Seconds of stony silence stretch out into eternity.
“Jessica,” he says, finally turning his gaze from the elaborate painting and back to me. “You know that I’ve done everything within my power to protect you.”
My throat starts to close.
“When the tapes first surfaced, I couldn’t believe it.”
Tears sting my eyes and threaten to ruin my makeup, something my mother would never allow. The tapes. Always a vague reference, never anything I’d seen. But the one subject we don’t discuss, because they’ve ruined my life and intermittently threatened to ruin his. It’s been awhile since they’ve come up. Unless they are threatening to do so again.
Oh God.
I don’t speak, because what can I say in the face of his ancient, persistent disappointment.
“Over the past decade, I’ve paid hundreds of thousands – probably millions – to keep them under wraps,” he continues, looking away again at a painting he probably doesn’t even see. “When I think of where I might be if I’d been able to put that money to better use.”
There it is, the familiar unspoken allegation: he’d be in the White House if it wasn’t for me. If it wasn’t for the time and the money they’d spent keeping my name out of the headlines. The stress and the whispered rumors he never let me forget occasionally circulated. I’d never heard them, but he never seems to miss one. Or miss the chance to castigate me about it.
He turns sharply, “I’ve received another threat.”
My hand flies up to my mouth. I’d been so good. So careful. It has been years, literally years, since anyone has breathed a word of those damned recordings. Some part of me, the optimistic part, hoped that the horror might be behind me. Behind us. That I might eventually be able to carve out a different life for myself.
“I’m done protecting you, Jessica,” his voice is cold. “There’s no more money to throw at this problem. You may have destroyed my chance at the White House, but I won’t let you do that to your brother.”
My eldest brother Camden, the younger Kensington in Congress. Unlike me, he’d followed the plan for his life perfectly: Ivy League college, Harvard Law, two years clerking for a federal judge, and he is wrapping up his first term as a representative in the House. My middle brother Jared is a trust fund kid, never moving forward but at least never in trouble. That gives him one-up on me in the family hierarchy.
In other words, Camden is my father’s only hope at a legacy worth anything. Or so he’s said directly on multiple occasions.
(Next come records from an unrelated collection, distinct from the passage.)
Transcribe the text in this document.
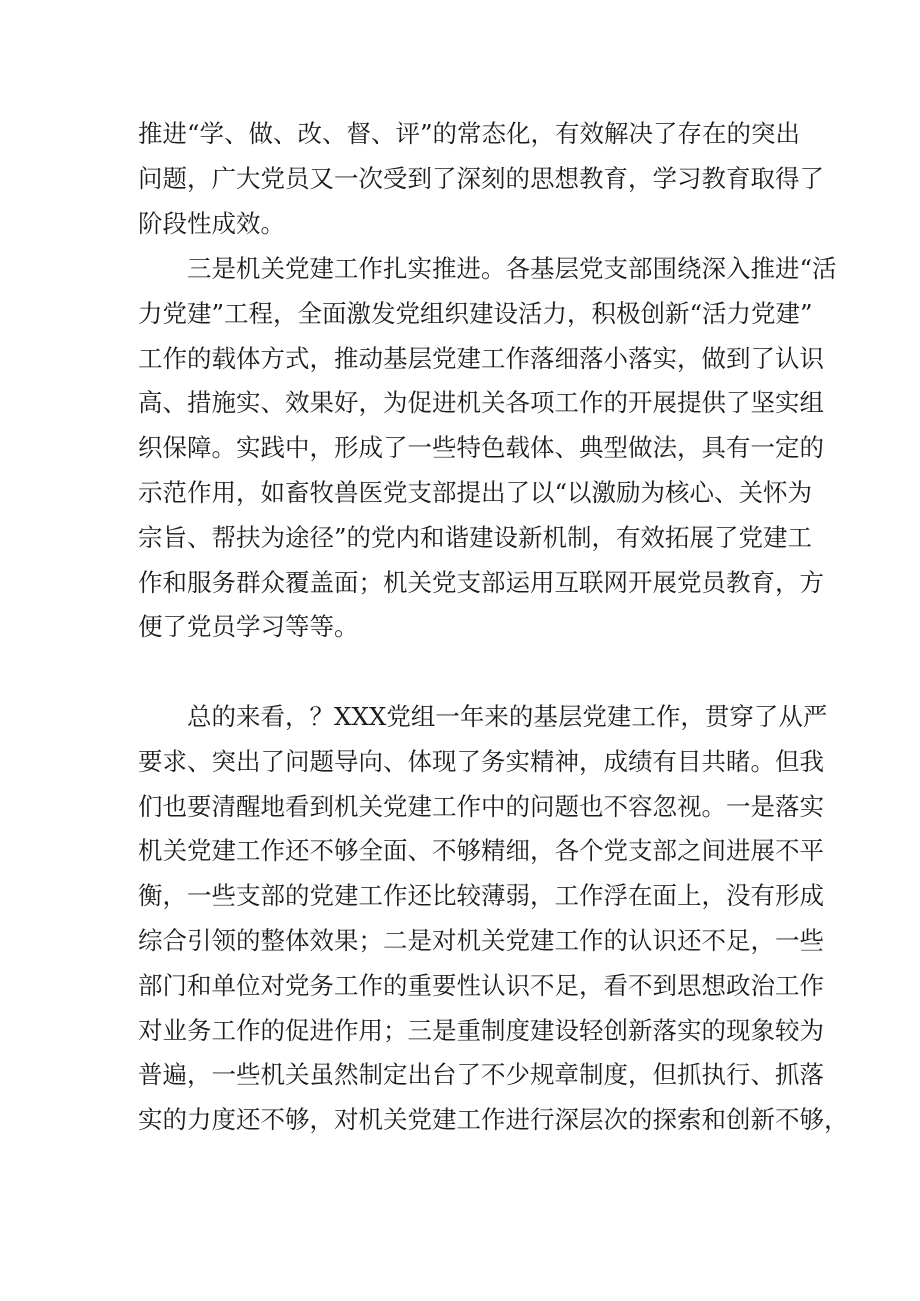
推进“学、做、改、督、评”的常态化，有效解决了存在的突出
问题，广大党员又一次受到了深刻的思想教育，学习教育取得了
阶段性成效。
三是机关党建工作扎实推进。各基层党支部围绕深入推进“活
力党建”工程，全面激发党组织建设活力，积极创新“活力党建”
工作的载体方式，推动基层党建工作落细落小落实，做到了认识
高、措施实、效果好，为促进机关各项工作的开展提供了坚实组
织保障。实践中，形成了一些特色载体、典型做法，具有一定的
示范作用，如畜牧兽医党支部提出了以“以激励为核心、关怀为
宗旨、帮扶为途径”的党内和谐建设新机制，有效拓展了党建工
作和服务群众覆盖面；机关党支部运用互联网开展党员教育，方
便了党员学习等等。
总的来看，？XXX党组一年来的基层党建工作，贯穿了从严
要求、突出了问题导向、体现了务实精神，成绩有目共睹。但我
们也要清醒地看到机关党建工作中的问题也不容忽视。一是落实
机关党建工作还不够全面、不够精细，各个党支部之间进展不平
衡，一些支部的党建工作还比较薄弱，工作浮在面上，没有形成
综合引领的整体效果；二是对机关党建工作的认识还不足，一些
部门和单位对党务工作的重要性认识不足，看不到思想政治工作
对业务工作的促进作用；三是重制度建设轻创新落实的现象较为
普遍，一些机关虽然制定出台了不少规章制度，但抓执行、抓落
实的力度还不够，对机关党建工作进行深层次的探索和创新不够，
My father is talking about stepping aside and endorsing Camden to run in his spot for Senate during the next election. Technically, the Senate seat isn’t a family dynasty. He can’t just hand my brother the position. But with his money, power and reputation? In reality, his endorsement will count for everything, especially if he is heading back into the private sector and can hand out favors in the aftermath. If his supporters share the vision that Camden Kensington could end up in the White House, everything he’s worked for could be a few short years away.
He probably can hand my brother that senate seat if he wants to. The first domino in his grand plan to set up the next phase of his life.
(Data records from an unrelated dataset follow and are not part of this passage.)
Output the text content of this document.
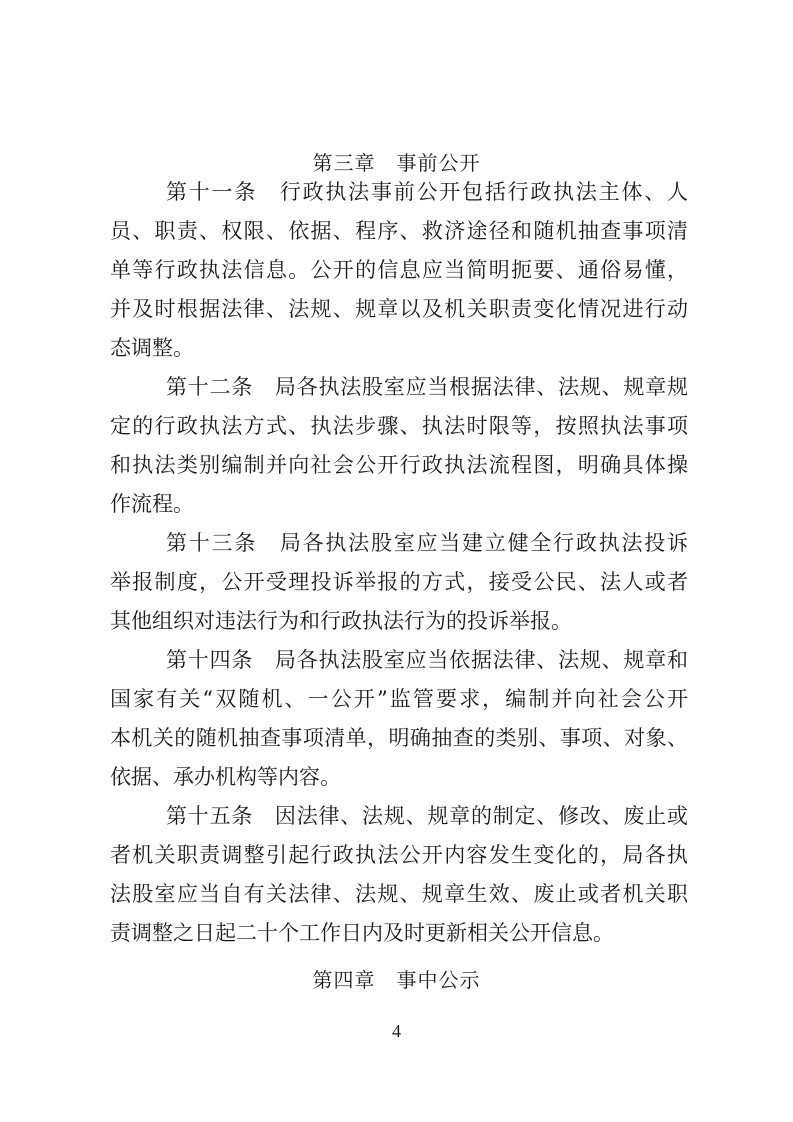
第三章　事前公开
第十一条　行政执法事前公开包括行政执法主体、人
员、职责、权限、依据、程序、救济途径和随机抽查事项清
单等行政执法信息。公开的信息应当简明扼要、通俗易懂，
并及时根据法律、法规、规章以及机关职责变化情况进行动
态调整。
第十二条　局各执法股室应当根据法律、法规、规章规
定的行政执法方式、执法步骤、执法时限等，按照执法事项
和执法类别编制并向社会公开行政执法流程图，明确具体操
作流程。
第十三条　局各执法股室应当建立健全行政执法投诉
举报制度，公开受理投诉举报的方式，接受公民、法人或者
其他组织对违法行为和行政执法行为的投诉举报。
第十四条　局各执法股室应当依据法律、法规、规章和
国家有关“双随机、一公开”监管要求，编制并向社会公开
本机关的随机抽查事项清单，明确抽查的类别、事项、对象、
依据、承办机构等内容。
第十五条　因法律、法规、规章的制定、修改、废止或
者机关职责调整引起行政执法公开内容发生变化的，局各执
法股室应当自有关法律、法规、规章生效、废止或者机关职
责调整之日起二十个工作日内及时更新相关公开信息。
第四章　事中公示
4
“You’ve taken enough from this family, do you understand?”
He waits, as if he wants me to speak, but when I try he cuts me off.
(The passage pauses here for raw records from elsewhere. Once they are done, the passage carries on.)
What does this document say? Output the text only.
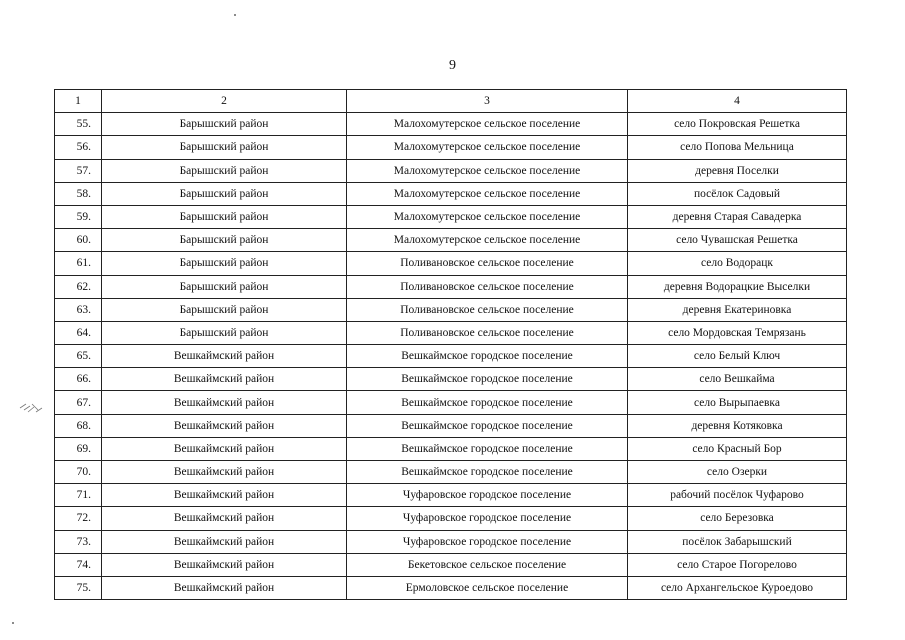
9
1	2	3	4
55.	Барышский район	Малохомутерское сельское поселение	село Покровская Решетка
56.	Барышский район	Малохомутерское сельское поселение	село Попова Мельница
57.	Барышский район	Малохомутерское сельское поселение	деревня Поселки
58.	Барышский район	Малохомутерское сельское поселение	посёлок Садовый
59.	Барышский район	Малохомутерское сельское поселение	деревня Старая Савадерка
60.	Барышский район	Малохомутерское сельское поселение	село Чувашская Решетка
61.	Барышский район	Поливановское сельское поселение	село Водорацк
62.	Барышский район	Поливановское сельское поселение	деревня Водорацкие Выселки
63.	Барышский район	Поливановское сельское поселение	деревня Екатериновка
64.	Барышский район	Поливановское сельское поселение	село Мордовская Темрязань
65.	Вешкаймский район	Вешкаймское городское поселение	село Белый Ключ
66.	Вешкаймский район	Вешкаймское городское поселение	село Вешкайма
67.	Вешкаймский район	Вешкаймское городское поселение	село Вырыпаевка
68.	Вешкаймский район	Вешкаймское городское поселение	деревня Котяковка
69.	Вешкаймский район	Вешкаймское городское поселение	село Красный Бор
70.	Вешкаймский район	Вешкаймское городское поселение	село Озерки
71.	Вешкаймский район	Чуфаровское городское поселение	рабочий посёлок Чуфарово
72.	Вешкаймский район	Чуфаровское городское поселение	село Березовка
73.	Вешкаймский район	Чуфаровское городское поселение	посёлок Забарышский
74.	Вешкаймский район	Бекетовское сельское поселение	село Старое Погорелово
75.	Вешкаймский район	Ермоловское сельское поселение	село Архангельское Куроедово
“I only want the best for you, Jessica. You’re my daughter, after all. And maybe what your mother and I have asked of you, shutting yourself up and hiding from view wasn’t the best choice. Even if it quickly became the only one,” he’s trying to sound kind. But all I hear is the softening before the blow, a tone I’ve heard a thousand times. “No husband. No family. What kind of life is that for a young woman?”
Horror is dawning, as I see the contours of the plan he’s setting up, even if I don’t know the particulars yet.
“Please just tell me, Dad,” my voice is barely above a whisper. I hate that I sound like a terrified child, instead of a grown woman.
He sighs, and sits down on the bench with me, as away far as he can physically get. Geary Kensington isn’t one for physical affection or human touch beyond a “seal the deal” handshake.
He looks me straight in the eye. “James Carney has a copy of the your sex tapes, and he’s going to release them to the media if we don’t comply. He wants you to marry his son. In exchange, he’s agreed to destroy the recordings and fulfill certain other conditions.”
No doubt the certain other conditions are what matter.
But all I hear is the blackmail.
Why would James Carney want a woman like me to marry his son? As if he can read my face, he says, “An alliance between our families would ensure that the Trinity and James’ other projects get continued good favor.”
Marry a Carney? It’s been years since I’ve had more than a casual lunch date. Marrying anyone seems impossible. It’s not that I haven’t longed for a partner at times, or wanted intimacy. Before everything happened in college, I’d had two dreams: to study archeology and get married and have a family. But that’s not what my father’s proposing.
At best, it’s a marriage of convenience. At worst, it’s a sham.
He’s basically selling me off. Trading me to buy an allegedly reformed mafia boss’ silence. Our family secrets stay buried, and in exchange, he gives preferential treatment for whatever barely legal activities Carney is behind these days.
I don’t know much about the Carneys as a whole, but I know that the patriarch has a questionable history. Rumors about some of the things they’ve done to make the casino project happen are bone chilling. Ruthless.